Сoca-Cola committed to bridging the gap between people and countries alike in its Small World Machines initiative, rolled out back in March 2013. The peace-making project was designed to unite two nations, India and Pakistan, that have had very tense relationship over the past decades.
The idea behind the project was to sparkle no-hate communication between the two sides through simple and pleasurable things that can be done together simultaneously. Installed at local malls, the vending machines served as portals, inviting people from New Delhi, India and Lahore, Pakistan to connect with each other by performing tasks in real-time. The campaign was developed by Leo Burnett, with the dispensers created by Atlanta-based digital agency The SuperGroup.
People from the both countries could come face-to-face and start performing various actions together over the Coca-Cola red interactive vending machines, equipped with webcams. The activities included waving and putting hands together, dancing, taking photos of each other, tracing a variety of positive smiley faces and symbols of peace, love, and happiness on the multi-touch interactive screen.
“We used special active-shutter 3-D technology that projected a streaming feed onto glass while filming through that glass at the same time. This allowed people to make direct eye contact and touch hands,” commented Leo Burnett Executive Creative Director Jon Wyville.
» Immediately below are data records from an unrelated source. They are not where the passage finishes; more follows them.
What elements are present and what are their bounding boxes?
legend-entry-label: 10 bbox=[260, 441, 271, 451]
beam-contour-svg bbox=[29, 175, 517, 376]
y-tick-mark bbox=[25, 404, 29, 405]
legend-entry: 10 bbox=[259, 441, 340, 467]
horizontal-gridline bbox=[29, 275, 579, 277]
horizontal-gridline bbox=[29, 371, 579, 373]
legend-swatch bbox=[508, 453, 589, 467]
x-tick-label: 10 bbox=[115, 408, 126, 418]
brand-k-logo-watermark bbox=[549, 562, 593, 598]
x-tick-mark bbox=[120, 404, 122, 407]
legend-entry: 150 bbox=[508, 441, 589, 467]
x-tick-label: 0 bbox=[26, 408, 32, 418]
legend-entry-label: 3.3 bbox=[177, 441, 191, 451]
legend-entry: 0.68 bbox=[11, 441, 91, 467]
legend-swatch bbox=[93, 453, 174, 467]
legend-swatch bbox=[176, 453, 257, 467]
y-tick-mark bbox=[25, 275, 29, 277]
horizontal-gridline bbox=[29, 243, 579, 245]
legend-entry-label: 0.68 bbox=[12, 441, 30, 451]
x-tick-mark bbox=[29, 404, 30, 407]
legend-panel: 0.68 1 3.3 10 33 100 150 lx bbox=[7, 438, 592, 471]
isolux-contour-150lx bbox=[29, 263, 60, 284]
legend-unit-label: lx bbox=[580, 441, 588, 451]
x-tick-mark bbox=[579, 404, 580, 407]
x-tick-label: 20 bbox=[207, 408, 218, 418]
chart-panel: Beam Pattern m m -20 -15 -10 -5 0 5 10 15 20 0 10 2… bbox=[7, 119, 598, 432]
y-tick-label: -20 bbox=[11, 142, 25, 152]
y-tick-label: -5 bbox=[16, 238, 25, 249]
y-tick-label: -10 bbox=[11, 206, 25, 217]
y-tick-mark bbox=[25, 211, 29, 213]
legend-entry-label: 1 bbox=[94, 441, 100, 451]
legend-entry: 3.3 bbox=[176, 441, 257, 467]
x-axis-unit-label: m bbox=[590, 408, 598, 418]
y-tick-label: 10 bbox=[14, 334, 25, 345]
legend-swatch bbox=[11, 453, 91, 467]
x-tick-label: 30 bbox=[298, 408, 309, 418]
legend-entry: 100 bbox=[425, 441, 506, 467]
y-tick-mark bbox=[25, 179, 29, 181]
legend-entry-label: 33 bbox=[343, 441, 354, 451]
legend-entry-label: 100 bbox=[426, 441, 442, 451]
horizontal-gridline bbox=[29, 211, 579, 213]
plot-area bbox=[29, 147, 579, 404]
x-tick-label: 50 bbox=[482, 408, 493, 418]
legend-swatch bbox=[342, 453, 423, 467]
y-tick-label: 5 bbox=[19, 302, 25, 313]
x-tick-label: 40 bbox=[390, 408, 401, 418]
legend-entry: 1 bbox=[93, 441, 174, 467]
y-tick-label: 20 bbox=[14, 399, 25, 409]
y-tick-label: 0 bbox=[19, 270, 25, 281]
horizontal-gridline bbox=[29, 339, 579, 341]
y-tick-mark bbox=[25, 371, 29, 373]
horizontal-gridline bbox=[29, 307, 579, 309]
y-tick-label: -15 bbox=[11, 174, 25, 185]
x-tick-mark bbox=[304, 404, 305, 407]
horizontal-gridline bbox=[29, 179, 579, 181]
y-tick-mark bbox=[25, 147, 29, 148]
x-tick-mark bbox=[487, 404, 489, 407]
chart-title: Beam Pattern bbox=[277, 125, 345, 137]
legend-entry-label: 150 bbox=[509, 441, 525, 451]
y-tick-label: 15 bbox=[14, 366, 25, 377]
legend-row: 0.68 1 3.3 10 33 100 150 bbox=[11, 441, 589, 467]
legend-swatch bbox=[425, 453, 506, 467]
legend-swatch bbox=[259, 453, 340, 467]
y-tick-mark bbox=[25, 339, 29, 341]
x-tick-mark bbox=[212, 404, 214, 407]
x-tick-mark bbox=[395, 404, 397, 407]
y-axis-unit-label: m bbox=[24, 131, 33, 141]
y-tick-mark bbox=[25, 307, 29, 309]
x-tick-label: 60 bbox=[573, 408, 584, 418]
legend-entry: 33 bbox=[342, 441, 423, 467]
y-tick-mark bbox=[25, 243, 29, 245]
Once they complete the collaborative virtual task, a celebration screen popped up and each person from the tandem got a free real Coke. As part of the emotional experience that was live for three consecutive days, more than 10,000 cans of Coca-Cola were given away to the participants as a reward for their contribution to spreading happiness in the world.
With the Small World Machines, Coca-Cola continues its positive-driven multi-year initiative which sees Coke re-imagining its dispensers and trucks, turning them into gift boxes and carriers of happiness.